Assumi a herança da minha vizinha de 85 anos, mas ela não me deixou nada; no dia seguinte, o advogado dela bateu à porta com uma lancheira amassada e uma chave que eu não deveria reconhecer.

Parte 3
Peguei a lancheira porque não fazia ideia do que mais fazer. Dentro havia um envelope com meu nome escrito na letra trêmula da Sra. Rhode e uma simples chave de metal. Minhas mãos tremiam mesmo antes de eu abrir a carta.

James,

Você provavelmente está bravo porque parece que não deixei nada para você. Mas acredite, o que preparei para você significará mais do que uma casa.

Sei que você concordou em me ajudar inicialmente pelo dinheiro, e não o culpo por isso. Mas entre as compras, os jantares queimados e a televisão horrível, você se tornou o filho que encontrei tarde demais na vida.

Caí de joelhos. Ele estava preocupado. Li o resto em meio às lágrimas.

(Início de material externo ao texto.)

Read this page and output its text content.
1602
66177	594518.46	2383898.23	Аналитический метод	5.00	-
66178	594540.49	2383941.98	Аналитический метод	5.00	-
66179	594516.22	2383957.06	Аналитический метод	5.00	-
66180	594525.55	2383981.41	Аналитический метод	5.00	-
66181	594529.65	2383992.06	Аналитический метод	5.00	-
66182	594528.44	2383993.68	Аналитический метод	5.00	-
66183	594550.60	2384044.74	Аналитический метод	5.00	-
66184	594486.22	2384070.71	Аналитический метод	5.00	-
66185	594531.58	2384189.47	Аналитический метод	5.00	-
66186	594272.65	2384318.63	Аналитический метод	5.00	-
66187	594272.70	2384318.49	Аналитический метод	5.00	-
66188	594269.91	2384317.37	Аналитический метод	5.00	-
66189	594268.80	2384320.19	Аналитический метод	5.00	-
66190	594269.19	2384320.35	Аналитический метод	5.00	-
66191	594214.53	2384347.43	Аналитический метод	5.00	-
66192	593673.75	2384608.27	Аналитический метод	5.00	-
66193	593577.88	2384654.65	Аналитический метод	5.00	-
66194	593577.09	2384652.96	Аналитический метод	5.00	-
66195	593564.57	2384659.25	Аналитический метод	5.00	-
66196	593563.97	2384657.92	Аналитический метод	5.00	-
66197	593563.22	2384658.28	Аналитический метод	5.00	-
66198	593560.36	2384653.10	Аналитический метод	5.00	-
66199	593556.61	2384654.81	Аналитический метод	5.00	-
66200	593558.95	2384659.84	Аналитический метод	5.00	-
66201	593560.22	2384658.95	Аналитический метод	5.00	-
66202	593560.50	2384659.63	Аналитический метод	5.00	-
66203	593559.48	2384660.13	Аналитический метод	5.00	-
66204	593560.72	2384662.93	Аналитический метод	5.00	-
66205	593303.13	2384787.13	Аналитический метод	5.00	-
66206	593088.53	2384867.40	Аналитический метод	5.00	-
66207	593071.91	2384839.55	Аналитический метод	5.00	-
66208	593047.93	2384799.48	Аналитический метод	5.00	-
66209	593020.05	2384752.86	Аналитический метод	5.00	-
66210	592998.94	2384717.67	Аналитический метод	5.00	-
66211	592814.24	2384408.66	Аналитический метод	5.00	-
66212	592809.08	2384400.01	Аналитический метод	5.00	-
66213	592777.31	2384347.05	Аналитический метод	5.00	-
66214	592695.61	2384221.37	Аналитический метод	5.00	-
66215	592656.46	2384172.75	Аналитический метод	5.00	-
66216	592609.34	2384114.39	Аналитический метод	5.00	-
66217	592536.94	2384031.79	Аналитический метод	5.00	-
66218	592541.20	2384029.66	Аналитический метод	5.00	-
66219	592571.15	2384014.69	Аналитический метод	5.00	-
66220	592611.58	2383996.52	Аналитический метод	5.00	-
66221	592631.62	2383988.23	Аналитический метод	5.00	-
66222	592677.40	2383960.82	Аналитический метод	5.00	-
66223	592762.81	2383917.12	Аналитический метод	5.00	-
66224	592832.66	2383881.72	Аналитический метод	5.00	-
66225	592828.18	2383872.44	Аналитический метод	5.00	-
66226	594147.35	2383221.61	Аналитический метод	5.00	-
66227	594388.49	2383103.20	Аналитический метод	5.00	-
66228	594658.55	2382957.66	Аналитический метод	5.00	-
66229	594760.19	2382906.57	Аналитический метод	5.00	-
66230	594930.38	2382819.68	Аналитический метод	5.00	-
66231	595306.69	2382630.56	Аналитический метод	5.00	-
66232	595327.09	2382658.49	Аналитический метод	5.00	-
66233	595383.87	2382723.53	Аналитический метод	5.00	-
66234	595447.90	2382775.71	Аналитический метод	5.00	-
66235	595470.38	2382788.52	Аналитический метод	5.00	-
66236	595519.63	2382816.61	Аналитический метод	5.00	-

Você me disse uma vez que queria continuar com o restaurante. Então agora, uma parte dele pertence a você.

Mo

Meses atrás, conversei em particular com Joe e comprei uma parte do restaurante em seu nome. Ele concordou em ser seu mentor e lhe ensinar a administrar um negócio corretamente. A chave é do restaurante. Uma casa pode desmoronar. Dinheiro pode desaparecer. Mas espero que isto lhe dê algo mais forte.

Um motivo para sonhar.

Não me lembro de ter me levantado. Num instante, eu estava no chão chorando por causa daquela carta. No instante seguinte, eu corria em direção ao restaurante, com a chave na mão. Estava tudo quieto quando entrei, aquele intervalo lento entre o café da manhã e o almoço. Joe estava atrás do balcão, reabastecendo os açucareiros. Ele olhou para cima. Mostrei-lhe a chave.

“É verdade?”

Joe colocou o açucareiro lentamente sobre a mesa.

“Sim.”

Ele se abaixou e tirou uma pasta debaixo do balcão. Dentro havia documentos legais com meu nome impresso. Percentuais de propriedade. Extratos bancários. Assinaturas. Tudo oficial. Tudo real. Eu ri e chorei ao mesmo tempo, o que foi humilhante, mas eu estava tão emocionada que não me importei. Joe me observou por um momento, seu rosto suavizando com aquela discrição que os homens durões tentam esconder.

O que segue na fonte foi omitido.